There were more than 500,000 children in foster care in 2002, according to the Adoption and Foster Care Analysis and Reporting system. Among those children was sophomore Rodney Glasgow.

Glasgow was put into the foster care system when he was just two years old. He then moved from family to family for about five years until settling with his current family in Davis.

“Going from different families and all…I had friends, and then I’d lose them. Then I got more friends and I’d lose them. [Those were] tough situations,” Glasgow said.

Glasgow was adopted by his current family and now lives with his two parents and younger brother. He is very happy to have ended up in such a good home after such a rough journey through foster care.

Unfortunately, many foster kids are not as lucky as Glasgow. Alex Harary is a lawyer who represents foster children in Dependency court, the court that decides what happens to foster children.

Harary said that the court’s primary goal is do what is best for the child. In an ideal situation, he wants to reunite the child with their parents as long as that decision is safe and beneficial for all.

“No matter how bad [the situation] is, it’s still their family,” Harary said.

For the children who remain in the foster care system, Harary believes that it is most important to make sure that the foster kids have equal opportunities as other children.

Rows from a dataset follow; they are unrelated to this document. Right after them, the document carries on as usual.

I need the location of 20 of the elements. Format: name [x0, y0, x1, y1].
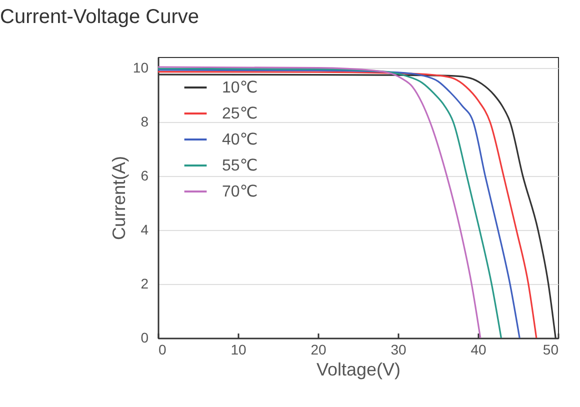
x-tick-label: 20 [310, 342, 326, 358]
x-axis-title: Voltage(V) [316, 360, 401, 380]
y-tick-label: 0 [140, 330, 149, 346]
x-tick-label: 40 [470, 342, 486, 358]
x-tick-label: 30 [390, 342, 406, 358]
legend-label: 55℃ [222, 158, 258, 174]
y-tick-label: 2 [140, 275, 149, 292]
y-tick-label: 10 [132, 59, 149, 76]
y-axis-title: Current(A) [108, 156, 129, 240]
x-tick-label: 10 [230, 342, 246, 358]
legend-label: 25℃ [222, 106, 258, 122]
y-tick-label: 6 [140, 167, 149, 184]
legend-label: 40℃ [222, 132, 258, 148]
legend-label: 10℃ [222, 80, 258, 96]
y-tick-label: 8 [140, 113, 149, 130]
x-tick-label: 0 [158, 342, 166, 358]
x-tick-label: 50 [542, 342, 559, 358]
chart-title: Current-Voltage Curve [0, 6, 199, 28]
legend-label: 70℃ [222, 184, 258, 200]
y-tick-label: 4 [140, 221, 149, 238]
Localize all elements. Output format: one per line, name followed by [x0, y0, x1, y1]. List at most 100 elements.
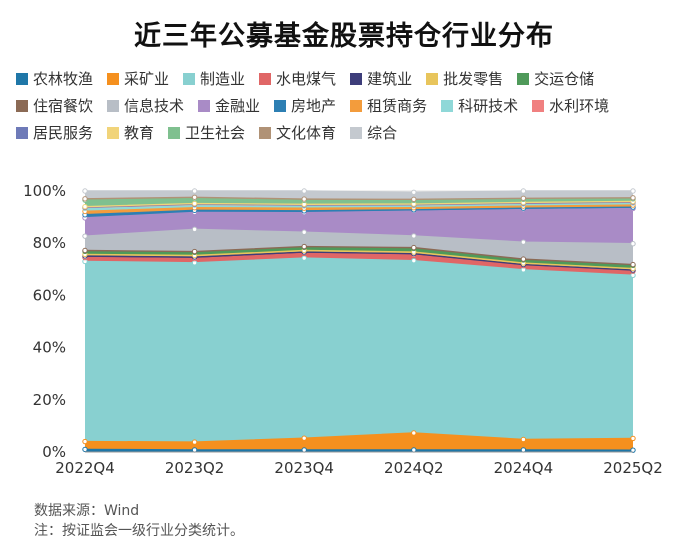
- legend-item[interactable]: 水电煤气: [259, 68, 336, 89]
- legend-label: 房地产: [291, 97, 337, 115]
- series-line: [84, 257, 634, 277]
- data-point: [630, 435, 636, 442]
- data-point: [191, 188, 198, 194]
- series-line: [84, 196, 634, 201]
- series-line: [84, 249, 634, 270]
- legend-label: 农林牧渔: [33, 70, 94, 88]
- x-tick-label: 2024Q2: [384, 459, 444, 477]
- data-point: [411, 430, 417, 436]
- legend-item[interactable]: 交运仓储: [517, 68, 594, 89]
- legend-label: 采矿业: [124, 70, 170, 88]
- x-tick-label: 2024Q4: [494, 459, 554, 477]
- legend-swatch: [532, 99, 545, 112]
- legend-item[interactable]: 住宿餐饮: [16, 95, 93, 116]
- series-line: [84, 246, 634, 267]
- legend-label: 水电煤气: [276, 70, 337, 88]
- legend-label: 文化体育: [276, 124, 337, 142]
- method-note: 注：按证监会一级行业分类统计。: [34, 523, 244, 539]
- data-point: [191, 200, 198, 207]
- data-point: [82, 438, 88, 445]
- data-point: [411, 447, 417, 453]
- data-point: [82, 188, 88, 194]
- series-line: [84, 245, 634, 266]
- legend-item[interactable]: 教育: [107, 122, 154, 143]
- data-point: [191, 248, 198, 255]
- legend-item[interactable]: 金融业: [198, 95, 260, 116]
- data-point: [301, 447, 307, 453]
- series-line: [85, 190, 633, 194]
- series-line: [84, 202, 634, 209]
- legend-label: 居民服务: [33, 124, 94, 142]
- legend-swatch: [16, 72, 28, 85]
- data-point: [411, 196, 417, 203]
- legend-swatch: [259, 126, 272, 139]
- legend-item[interactable]: 卫生社会: [168, 122, 245, 143]
- series-line: [84, 206, 634, 216]
- page-title: 近三年公募基金股票持仓行业分布: [134, 21, 554, 52]
- data-point: [520, 256, 527, 262]
- series-line: [84, 251, 634, 271]
- legend-swatch: [350, 72, 363, 85]
- legend-item[interactable]: 租赁商务: [350, 95, 427, 116]
- legend-item[interactable]: 制造业: [183, 68, 245, 89]
- legend-swatch: [259, 72, 272, 85]
- data-point: [301, 188, 307, 194]
- legend-swatch: [107, 72, 120, 85]
- x-tick-label: 2022Q4: [55, 459, 115, 477]
- legend-swatch: [107, 126, 120, 139]
- y-tick-label: 20%: [33, 391, 66, 409]
- legend-swatch: [107, 99, 120, 112]
- series-line: [84, 228, 634, 245]
- legend-item[interactable]: 居民服务: [16, 122, 93, 143]
- legend-item[interactable]: 综合: [350, 122, 397, 143]
- legend-label: 教育: [124, 124, 155, 142]
- legend-swatch: [16, 99, 28, 112]
- legend-label: 水利环境: [549, 97, 610, 115]
- legend-item[interactable]: 科研技术: [441, 95, 518, 116]
- series-area: [85, 198, 633, 207]
- data-point: [301, 196, 307, 202]
- y-tick-label: 40%: [33, 339, 66, 357]
- legend-label: 制造业: [200, 70, 246, 88]
- legend-swatch: [183, 72, 196, 85]
- data-point: [630, 241, 636, 247]
- data-point: [82, 203, 88, 210]
- y-tick-label: 100%: [23, 182, 66, 200]
- series-area: [85, 432, 633, 451]
- legend-label: 综合: [367, 124, 398, 142]
- series-line: [84, 204, 634, 213]
- legend-item[interactable]: 批发零售: [426, 68, 503, 89]
- series-line: [84, 448, 634, 451]
- legend-label: 批发零售: [443, 70, 504, 88]
- data-point: [191, 439, 198, 445]
- legend-swatch: [517, 72, 530, 85]
- data-point: [411, 244, 417, 251]
- legend-swatch: [16, 126, 28, 139]
- data-point: [82, 196, 88, 202]
- legend-label: 卫生社会: [185, 124, 246, 142]
- source-note: 数据来源：Wind: [34, 503, 140, 519]
- legend-item[interactable]: 信息技术: [107, 95, 184, 116]
- legend-label: 交运仓储: [534, 70, 595, 88]
- x-tick-label: 2023Q4: [274, 459, 334, 477]
- legend-item[interactable]: 文化体育: [259, 122, 336, 143]
- legend-label: 科研技术: [458, 97, 519, 115]
- series-area: [85, 253, 633, 276]
- data-point: [411, 189, 417, 196]
- legend-item[interactable]: 建筑业: [350, 68, 412, 89]
- legend-item[interactable]: 房地产: [274, 95, 336, 116]
- legend-label: 住宿餐饮: [33, 97, 94, 115]
- data-point: [520, 188, 527, 194]
- legend-item[interactable]: 农林牧渔: [16, 68, 93, 89]
- legend-swatch: [426, 72, 439, 85]
- data-point: [411, 257, 417, 264]
- legend-swatch: [441, 99, 454, 112]
- legend-label: 信息技术: [124, 97, 185, 115]
- legend-item[interactable]: 水利环境: [532, 95, 609, 116]
- data-point: [520, 436, 527, 443]
- series-line: [84, 432, 634, 443]
- legend-item[interactable]: 采矿业: [107, 68, 169, 89]
- legend-swatch: [168, 126, 181, 139]
- legend-label: 租赁商务: [367, 97, 428, 115]
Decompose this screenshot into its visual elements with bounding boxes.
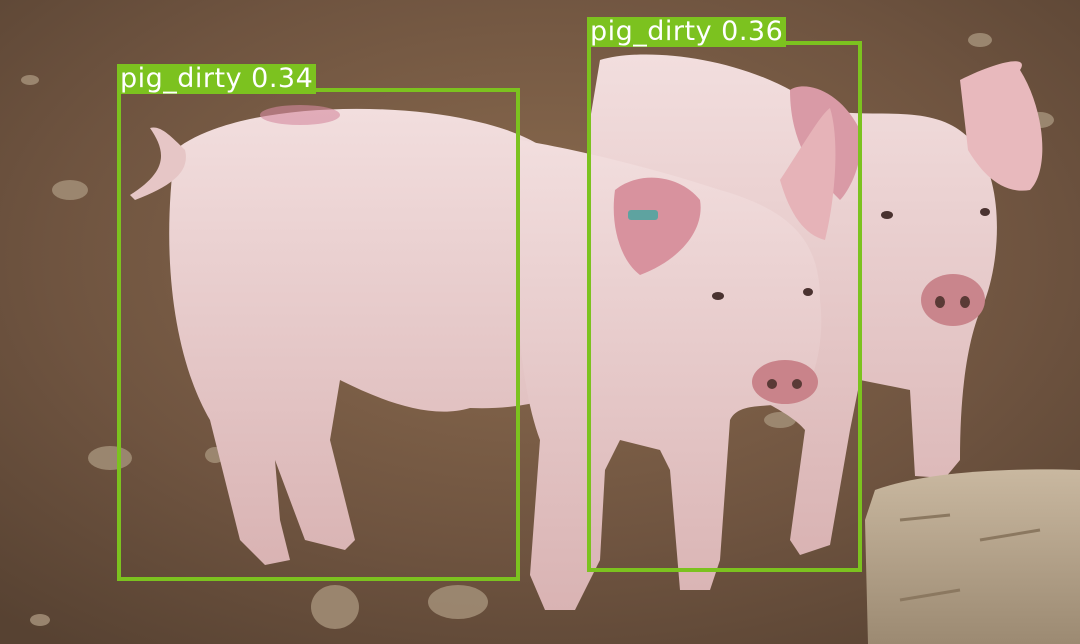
stone-trough xyxy=(865,469,1080,644)
detection-label-pig-dirty-034: pig_dirty 0.34 xyxy=(117,64,317,94)
detection-box-pig-dirty-036 xyxy=(587,41,862,572)
detection-label-pig-dirty-036: pig_dirty 0.36 xyxy=(587,17,787,47)
pig-front-middle xyxy=(517,108,836,610)
detection-box-pig-dirty-034 xyxy=(117,88,520,581)
pig-left xyxy=(130,105,591,565)
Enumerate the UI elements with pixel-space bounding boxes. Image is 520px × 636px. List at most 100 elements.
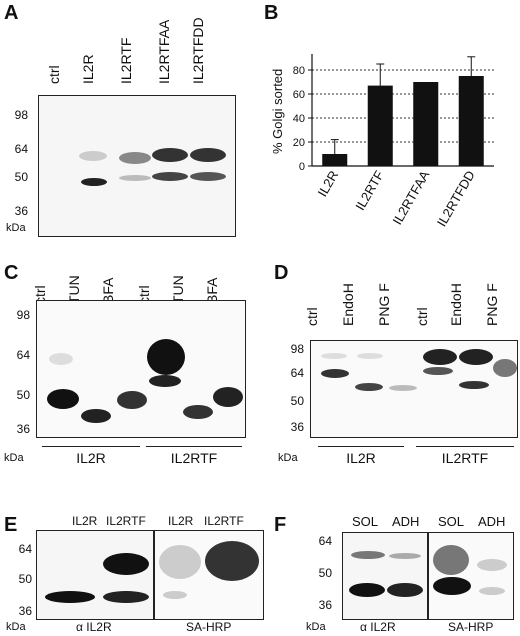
group-label-d-1: IL2RTF [441,450,489,466]
blot-f-1 [342,532,428,620]
lane-label-a-2: IL2RTF [118,37,134,84]
panel-letter-d: D [274,262,289,284]
band [389,385,417,391]
band [81,178,107,186]
panel-letter-e: E [4,514,18,536]
band [213,387,243,407]
unit-a: kDa [6,222,26,234]
detection-label-e-0: α IL2R [76,620,112,634]
lane-label-e-1: IL2RTF [106,514,146,528]
bar [413,82,439,166]
panel-letter-b: B [264,2,279,24]
marker-f-50: 50 [318,566,332,580]
marker-e-64: 64 [18,542,32,556]
unit-d: kDa [278,452,298,464]
marker-e-50: 50 [18,572,32,586]
band [477,559,507,571]
marker-c-50: 50 [16,388,30,402]
band [190,172,226,181]
band [117,391,147,409]
band [479,587,505,595]
blot-f-2 [428,532,514,620]
band [351,551,385,559]
marker-d-64: 64 [290,366,304,380]
marker-d-98: 98 [290,342,304,356]
y-tick-label: 0 [299,161,305,173]
lane-label-e-2: IL2R [168,514,194,528]
band [205,541,259,581]
detection-label-f-1: SA-HRP [448,620,494,634]
group-label-c-0: IL2R [76,450,106,466]
band [321,353,347,359]
band [493,359,517,377]
group-label-d-0: IL2R [346,450,376,466]
band [152,148,188,162]
band [423,367,453,375]
panel-letter-a: A [4,2,19,24]
marker-f-64: 64 [318,534,332,548]
unit-f: kDa [306,621,326,633]
bar [458,76,484,166]
band [119,152,151,164]
marker-e-36: 36 [18,604,32,618]
lane-label-a-3: IL2RTFAA [156,19,172,84]
y-tick-label: 40 [293,113,305,125]
band [423,349,457,365]
panel-letter-c: C [4,262,19,284]
marker-a-36: 36 [14,204,28,218]
band [190,148,226,162]
band [79,151,107,161]
lane-label-e-0: IL2R [72,514,98,528]
band [357,353,383,359]
band [321,369,349,378]
band [149,375,181,387]
group-line-c-1 [146,446,242,447]
y-tick-label: 20 [293,137,305,149]
group-label-c-1: IL2RTF [170,450,218,466]
band [433,577,471,595]
lane-label-d-4: EndoH [448,283,464,326]
lane-label-f-0: SOL [352,514,379,529]
marker-a-98: 98 [14,108,28,122]
lane-label-a-4: IL2RTFDD [190,17,206,84]
group-line-d-0 [318,446,404,447]
marker-a-64: 64 [14,142,28,156]
blot-e-2 [154,530,264,620]
marker-c-36: 36 [16,422,30,436]
golgi-sorted-bar-chart: 0 20 40 60 80 % Golgi sorted IL2R IL2RTF IL2RTFA… [270,54,494,229]
band [45,591,95,603]
x-tick-label: IL2R [315,168,342,199]
band [459,381,489,389]
lane-label-d-2: PNG F [376,283,392,326]
marker-d-36: 36 [290,420,304,434]
bar [322,154,348,166]
blot-a [38,95,236,237]
band [147,339,185,375]
lane-label-d-0: ctrl [304,307,320,326]
band [81,409,111,423]
band [355,383,383,391]
group-line-d-1 [416,446,514,447]
band [433,545,469,575]
marker-c-64: 64 [16,348,30,362]
detection-label-f-0: α IL2R [360,620,396,634]
lane-label-e-3: IL2RTF [204,514,244,528]
band [349,583,385,597]
lane-label-f-1: ADH [392,514,420,529]
blot-c [36,300,246,438]
lane-label-f-2: SOL [438,514,465,529]
x-tick-label: IL2RTFDD [434,168,478,229]
marker-f-36: 36 [318,598,332,612]
blot-e-1 [36,530,154,620]
marker-a-50: 50 [14,170,28,184]
unit-c: kDa [4,452,24,464]
lane-label-a-0: ctrl [46,65,62,84]
y-tick-label: 80 [293,65,305,77]
band [459,349,493,365]
y-tick-label: 60 [293,89,305,101]
band [49,353,73,365]
group-line-c-0 [42,446,140,447]
band [152,172,188,181]
x-tick-label: IL2RTF [352,168,387,213]
x-tick-label: IL2RTFAA [389,168,432,228]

“Everything from making sure they have shoes and clothes that fit to being able to go to prom,” Harary said.

It can be very hard to find the right home for a foster child. Sophomore Brooke Rosenblum has seen this firsthand, as her parents have fostered many children over the years.

After being raised with different foster siblings, Rosenblum has acquired a lot of compassion, and because of this she now spends a lot of her time working with disabled kids.

Foster parent Georg Rosenblum has been caring for foster children for years, and she and her family have always wanted to provide a loving, nurturing home for their foster children.

“I’m happy to help give the birth parents time to figure out how to be a parent, or to help place them in a loving, permanent home,” Georg Roseblum said.

Having lived in five different homes in less than five years before his adoption, Glasgow also has a lot of compassion for children still in the foster care system.

“[When in foster care] it doesn’t seem like there’s people out there that care for you,” Glasgow said. “But there are. I’ve definitely felt that now with the family I’m living with.”